Enabling and Debugging Sitecore 9.1.1 Experience Analytics in Azure PaaS

Enabling Sitecore Analytics

Sitecore xConnect is a crucial interface needed to level up the overall marketing and ultimately site experience. It’s a service layer that sits in between the xDB Collection database, xDB index and client, that lets marketers focus on the right customer data, put it all in one place to analyze and get to market faster. However, setting up xConnect in Sitecore 9.1.1 (rev. 002459) hosted in Azure PaaS could be daunting task, especially when met by errors like when the Experience Analytics not showing any result. The steps done during the collaboration with Sitecore Support are documented here to preserve the debugging journey.

I referred to this Sitecore documentation to enable xDB and Tracker.

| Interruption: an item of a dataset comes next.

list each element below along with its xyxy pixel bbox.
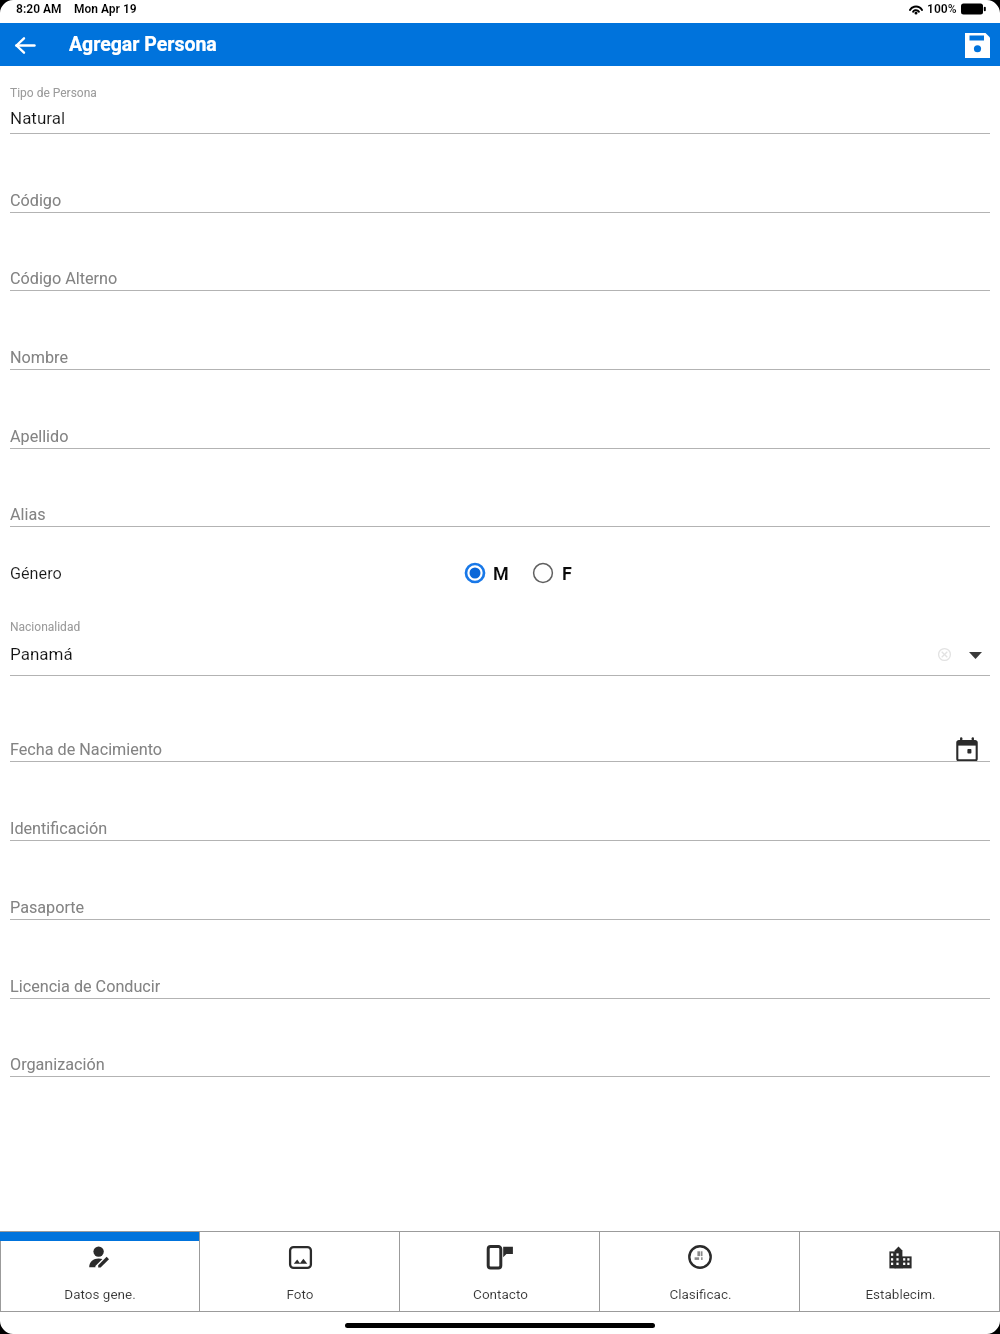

Also it’s worth mentioning that the xDB features will work well and are allowed by the other Sitecore roles, only when a valid license has been set in place in the following Azure App Services, usually under the /App_Data folder:

  • Content Management (*-cm)
  • Content Delivery (*-cd)
  • Cortex Processing
  • Cortex Reporting
  • Marketing Automation Operations (*-ma-ops)
  • Marketing Automation Reporting (*-ma-rep)
  • xDB Processing (*-prc)
  • xDB Reporting (*-rep)
  • Sitecore Identity (*-si) – under /sitecoreruntime folder
  • xConnect Collection (*-xc-collect)
  • xConnect Reference Data (*-xc-refdata)
  • xConnect Search (*-xc-search) – aside from App_Data, ensure to check if there is license.xml here too: App_Data/jobs/continuous/IndexWorker/App_data

Having done all these things, when I checked my Experience Analytics panel in Sitecore, I still got no results:

No interaction results from Experience Analytics

Debugging Sitecore Analytics:

1. Investigate the Reporting Database Shard

First thing to remember here is that the Sitecore Analytics report found in the Experience Analytics DOES NOT use the Solr Index, instead it uses the aggregated data in SQL, so things like the Anonymous and Known Contact data and interactions are collected like raw records stored in the Reporting Database Shards.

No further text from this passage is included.